Через пять минут Колька с Сашкой осторожно прокрались огородом за околицу и пошли домой, а Витька с Мишкой и Сенькой остались сидеть. И вот тут в стройном Витькином плане впервые наметилась трещина.
– Слушай, Вить, а может, ну его на хрен? – неожиданно сказал Мишка, вертя палочкой дырку в земле.
– С чего вдруг? – обалдел Витька.
– Да не знаю. Кажется мне, зря мы это все затеяли. Вроде, пока говорили, нормально было, а закончили – я и думаю: ну чего мы прицепились к тому наркоману несчастному? Может, она его вылечит в самом деле. А мы сарай ей подожжем… Я не трушу, ты сам знаешь. Просто… Может, и правда зря?
Сенька сидел молча, переводя взгляд с Витьки на брата и обратно. Витька задумался. К такому повороту он оказался не готов, а уж, казалось бы, все просчитал. Теперь ошибиться было нельзя. Он помолчал минуты две, лениво глядя на зеленые вилки капусты за Мишкиной спиной, потом проговорил:
– Знаешь, может, ты и прав. Хлопот много, да и вообще… Одно только меня смущает, Миш.
Он перевел взгляд, в котором не осталось ни капли лени, на Мишку, и жестко произнес, отчеканивая каждое слово:
– Вот если тот придурок, который родную семью целиком вырезал, сестру твою подстережет или, вон, Сеньку, чтобы с них, мертвых, одежду снять, продать, а потом дозу себе купить, то ты что потом себе скажешь? Что зря мы прицепились к наркоману несчастному? Или что?
– Да ладно тебе, Вить…. – начал было Мишка, но Витька перебил его:
– Мишань, ты говоришь, что я в вашей ведьме ни черта не понимаю. А ты не понимаешь в наркоманах. Потому что нет их у вас? Не-ет! А я знаю, что они такое. Есть такой поэт, Бродский, он даже стихи про наркоманию написал, слушай:
Ропот листьев цвета денег,
Комариный ровный зуммер…
Глаз не в силах увеличить
Шесть на девять тех, кто умер,
Кто пророс густой травой.
Впрочем, это не впервой.
Понимаешь, что это значит? Он же писал, сколько людей умерло из-за нее и сколько еще умрет. Лично я хочу только одного – помешать гаду, наркоману и убийце, что-нибудь в Калинове сотворить. А что Антонина его вылечит, я не верю. Наркомания, как всем известно, неизлечима.

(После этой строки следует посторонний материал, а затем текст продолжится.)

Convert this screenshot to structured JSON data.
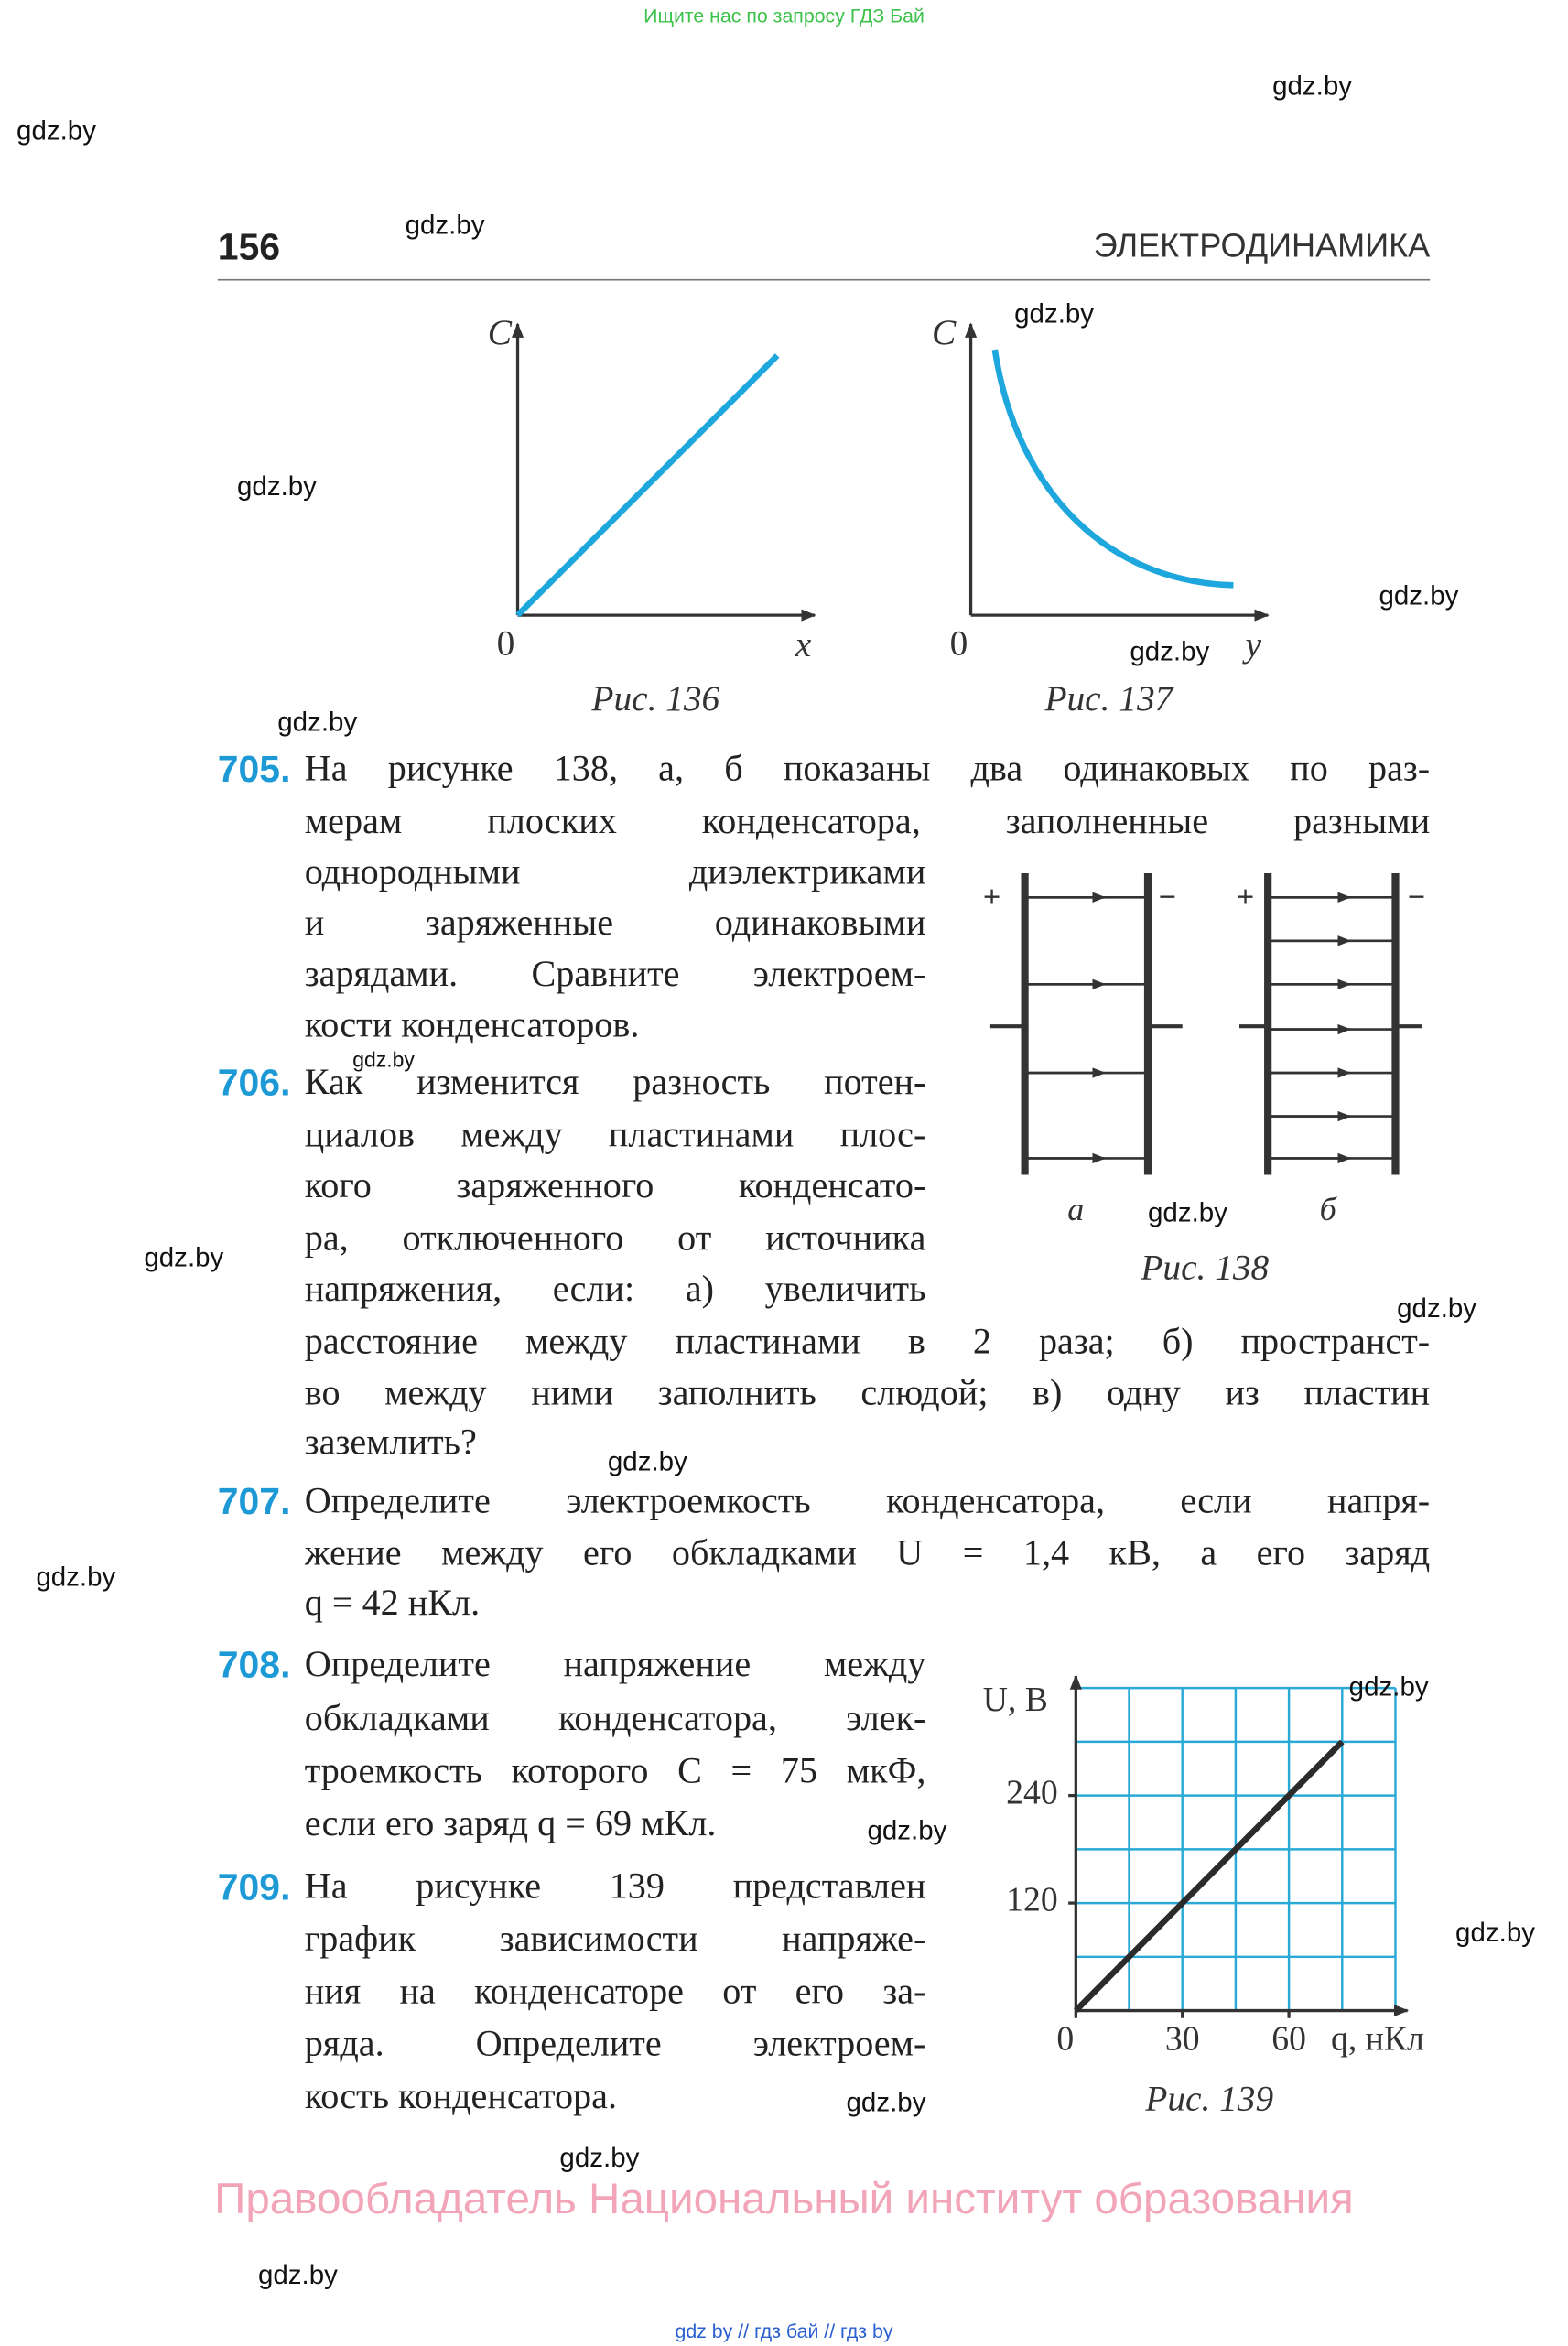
{
  "top_banner": "Ищите нас по запросу ГДЗ Бай",
  "watermarks": [
    "gdz.by",
    "gdz.by",
    "gdz.by",
    "gdz.by",
    "gdz.by",
    "gdz.by",
    "gdz.by",
    "gdz.by",
    "gdz.by",
    "gdz.by",
    "gdz.by",
    "gdz.by",
    "gdz.by",
    "gdz.by",
    "gdz.by",
    "gdz.by",
    "gdz.by",
    "gdz.by",
    "gdz.by",
    "gdz.by"
  ],
  "header": {
    "page_number": "156",
    "section": "ЭЛЕКТРОДИНАМИКА"
  },
  "figures": [
    {
      "caption": "Рис. 136",
      "y_label": "C",
      "x_label": "x",
      "origin": "0"
    },
    {
      "caption": "Рис. 137",
      "y_label": "C",
      "x_label": "y",
      "origin": "0"
    },
    {
      "caption": "Рис. 138",
      "plus": "+",
      "minus": "−",
      "labels": [
        "а",
        "б"
      ]
    }
  ],
  "problems": [
    {
      "number": "705.",
      "lines": [
        "На рисунке 138, а, б показаны два одинаковых по раз-",
        "мерам плоских конденсатора, заполненные разными",
        "однородными диэлектриками",
        "и заряженные одинаковыми",
        "зарядами. Сравните электроем-",
        "кости конденсаторов."
      ]
    },
    {
      "number": "706.",
      "lines": [
        "Как изменится разность потен-",
        "циалов между пластинами плос-",
        "кого заряженного конденсато-",
        "ра, отключенного от источника",
        "напряжения, если: а) увеличить",
        "расстояние между пластинами в 2 раза; б) пространст-",
        "во между ними заполнить слюдой; в) одну из пластин",
        "заземлить?"
      ]
    },
    {
      "number": "707.",
      "lines": [
        "Определите электроемкость конденсатора, если напря-",
        "жение между его обкладками U = 1,4 кВ, а его заряд",
        "q = 42 нКл."
      ]
    },
    {
      "number": "708.",
      "lines": [
        "Определите напряжение между",
        "обкладками конденсатора, элек-",
        "троемкость которого C = 75 мкФ,",
        "если его заряд q = 69 мКл."
      ]
    },
    {
      "number": "709.",
      "lines": [
        "На рисунке 139 представлен",
        "график зависимости напряже-",
        "ния на конденсаторе от его за-",
        "ряда. Определите электроем-",
        "кость конденсатора."
      ]
    }
  ],
  "chart_data": {
    "type": "line",
    "caption": "Рис. 139",
    "y_label": "U, В",
    "x_label": "q, нКл",
    "x": [
      0,
      75
    ],
    "values": [
      0,
      300
    ],
    "color": "#2b2b2b",
    "xlim": [
      0,
      90
    ],
    "ylim": [
      0,
      360
    ],
    "xticks": [
      0,
      30,
      60
    ],
    "yticks": [
      120,
      240
    ],
    "grid": true,
    "grid_color": "#29a9d6",
    "x_grid": [
      15,
      30,
      45,
      60,
      75,
      90
    ],
    "y_grid": [
      60,
      120,
      180,
      240,
      300,
      360
    ]
  },
  "footer": {
    "rights": "Правообладатель Национальный институт образования",
    "links": "gdz by // гдз бай // гдз by"
  }
}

Он замолчал. Мишка тоже не говорил ни слова, только сидел с помрачневшим лицом.
– Ты правда думаешь, – выдавил он наконец, – что тот урод кого-нибудь из нас… из наших… может убить?
– Вполне, – искренне сказал Витька. – Если бы не думал, не затевал бы ничего.

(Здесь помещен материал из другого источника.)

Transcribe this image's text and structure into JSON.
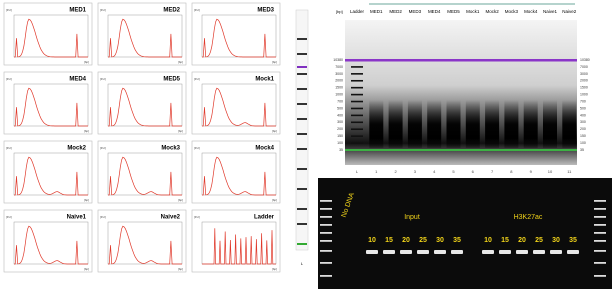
{
  "electropherograms": {
    "panels": [
      {
        "title": "MED1"
      },
      {
        "title": "MED2"
      },
      {
        "title": "MED3"
      },
      {
        "title": "MED4"
      },
      {
        "title": "MED5"
      },
      {
        "title": "Mock1"
      },
      {
        "title": "Mock2"
      },
      {
        "title": "Mock3"
      },
      {
        "title": "Mock4"
      },
      {
        "title": "Naive1"
      },
      {
        "title": "Naive2"
      },
      {
        "title": "Ladder"
      }
    ],
    "x_unit": "[bp]",
    "y_unit": "[FU]"
  },
  "ladder_strip": {
    "label": "L"
  },
  "virtual_gel": {
    "header": "[bp]",
    "lanes": [
      "Ladder",
      "MED1",
      "MED2",
      "MED3",
      "MED4",
      "MED5",
      "Mock1",
      "Mock2",
      "Mock3",
      "Mock4",
      "Naive1",
      "Naive2"
    ],
    "lane_numbers": [
      "L",
      "1",
      "2",
      "3",
      "4",
      "5",
      "6",
      "7",
      "8",
      "9",
      "10",
      "11"
    ],
    "sizes": [
      "10380",
      "7000",
      "3000",
      "2000",
      "1500",
      "1000",
      "700",
      "500",
      "400",
      "300",
      "200",
      "150",
      "100",
      "35"
    ]
  },
  "agarose_gel": {
    "no_dna": "No DNA",
    "groups": [
      {
        "label": "Input",
        "lanes": [
          "10",
          "15",
          "20",
          "25",
          "30",
          "35"
        ]
      },
      {
        "label": "H3K27ac",
        "lanes": [
          "10",
          "15",
          "20",
          "25",
          "30",
          "35"
        ]
      }
    ]
  }
}
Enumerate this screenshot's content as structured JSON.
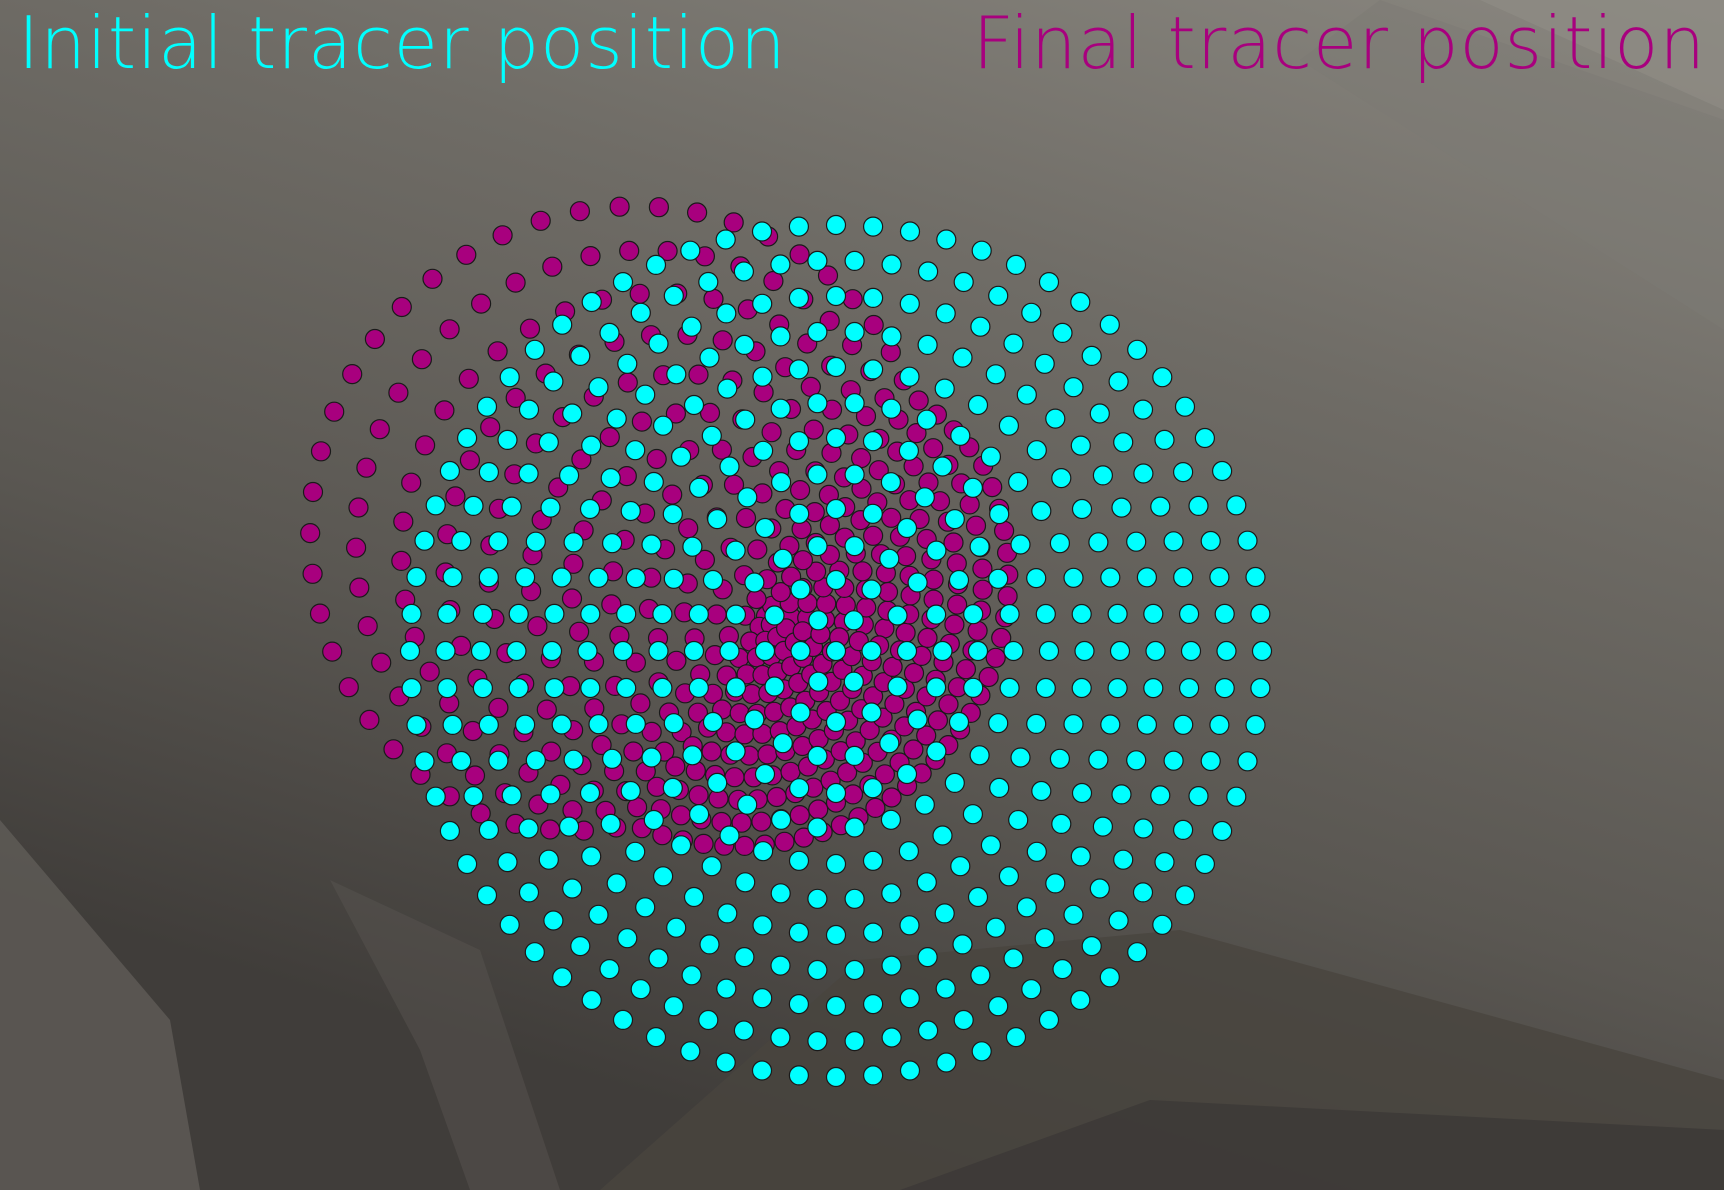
{
  "labels": {
    "initial": "Initial tracer position",
    "final": "Final tracer position"
  },
  "colors": {
    "initial": "#00ffff",
    "final": "#a8007e",
    "outline": "#1a1a1a",
    "background_light": "#8a8780",
    "background_dark": "#403d3a"
  },
  "tracers": {
    "initial": {
      "rings": 12,
      "ring_spacing": 1,
      "points_per_ring_step": 6
    },
    "final_distortion": "outward stretch toward upper-left, inward toward lower-right"
  }
}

– Тогда давай, в самом деле, на завтра. Ладно, мы отчалили. Пошли, Сень.
Оба встали и скрылись за подсолнухами. Витька задумчиво посмотрел им вслед и поздравил себя: если бы сейчас ему не удалось уговорить Мишку, на его авторитете можно было бы ставить крест. Но вроде бы убедил. Черт, ведь неожиданно – вот что главное! Но говорил он, похоже, проникновенно и убедительно. Еще и стихи откуда-то вылезли, ни к селу ни к городу.
Витька вспомнил, как цитировал Бродского, и рассмеялся. Надо же! Но ведь прокатило, и еще как прокатило. Вот что значит талант!
Довольный собой, Витька поднялся и осторожно пошел по следам Мишки с Сенькой, не думая ни о состоявшемся разговоре, ни о завтрашнем вечере.